Google today previewed a set of extensions to its artificial intelligence (AI) coding tools that are designed to be integrated directly within a development environment.
Based on the Gemini 2.0 Flash large language model that Google previewed last week, the Gemini Code Assist tools that are being added are designed to make it simpler for developers to both invoke and retrieve information from external sources.
Google Code Assist launch partners include Atlassian, GitHub, GitLab, Google Docs, Sentry.io and Snyk. Additional partners signaling their support for Gemini Code Assist tools include Dynatrace, New Relic, Black Duck, Harness, Aiven, DataStax, Elastic, MongoDB, Neo4j, Redis and SingleStore.
Those integrations, for example, will make it simpler to summarize recent comments from a Jira issue, find the last person who merged changes to a file in a Git repository or identify the most recent live site issue.
Any natural language command can be converted into a parametrized call to an application programming interface as defined by the OpenAPI standard or using a YAML file provided by a DevOps team. Those calls are then secured using the OAuth authentication framework.
Mitch Ashley, vice president and practice lead for DevOps and application development for The Futurum Group, said while much of the early AI focus has been on using these tools to generate code, most of the real productivity benefits will come from the ability to automate adjacent tasks, such as writing test plans, explaining code and verifying fixes have been properly installed.
A Techstrong Research survey finds a third (33%) are working for organizations that already make use of AI to build software, while another 42% are considering it. However, the survey also finds only 9% have fully integrated AI into their DevOps pipelines, while another 22% have partially achieved that goal. A total of 28% said they expect to integrate AI into their workflows in the next 12 months.

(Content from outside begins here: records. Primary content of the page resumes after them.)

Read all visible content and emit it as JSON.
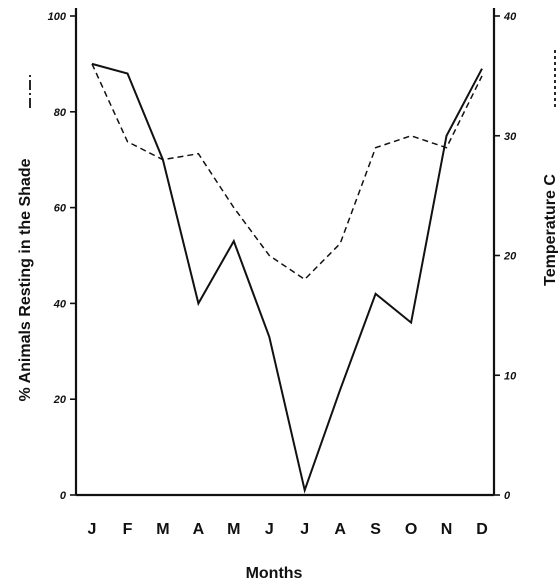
{
  "chart_data": {
    "type": "line",
    "categories": [
      "J",
      "F",
      "M",
      "A",
      "M",
      "J",
      "J",
      "A",
      "S",
      "O",
      "N",
      "D"
    ],
    "series": [
      {
        "style": "solid",
        "axis": "left",
        "values": [
          90,
          88,
          70,
          40,
          53,
          33,
          1,
          22,
          42,
          36,
          75,
          89
        ]
      },
      {
        "style": "dashed",
        "axis": "right",
        "values": [
          36,
          29.5,
          28,
          28.5,
          24,
          20,
          18,
          21,
          29,
          30,
          29,
          35
        ]
      }
    ],
    "xlabel": "Months",
    "ylabel": "% Animals Resting in the Shade",
    "y2label": "Temperature C",
    "ylim": [
      0,
      100
    ],
    "y2lim": [
      0,
      40
    ],
    "yticks": [
      "0",
      "20",
      "40",
      "60",
      "80",
      "100"
    ],
    "y2ticks": [
      "0",
      "10",
      "20",
      "30",
      "40"
    ],
    "grid": false,
    "color": "#111111"
  }
}
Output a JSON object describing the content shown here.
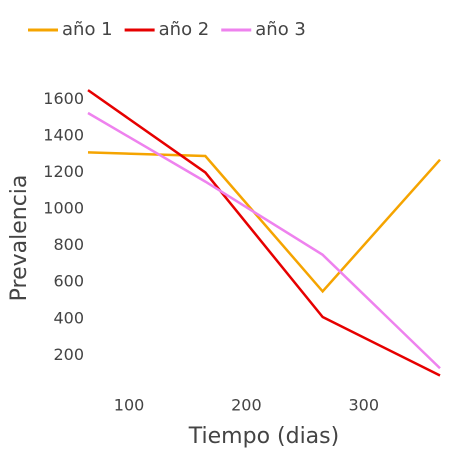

The survey makes it clear that in the coming year, the focus needs to shift well beyond simply making individual developers more productive, said Ashley.
Each organization will naturally adopt AI as they best see fit, but it’s no longer a question of whether to use AI as much as to what degree to rely on it. While AI coding tools make developers more productive, organizations need to make sure the code being created is thoroughly reviewed before incorporating it into a production environment. AI platforms were trained using samples of code of varying quality collected from across the web. In some instances, the code generated might therefore include a vulnerability that could be easily exploited. Conversely, depending on the skills of the developer, the code being generated might just as easily be of a higher quality than what might otherwise be created.
Regardless of approach, the one certain thing is developers will become more productive. Less clear, however, is whether that increase in productivity for individual developers will actually result in more higher-quality applications being built and deployed in production environments faster.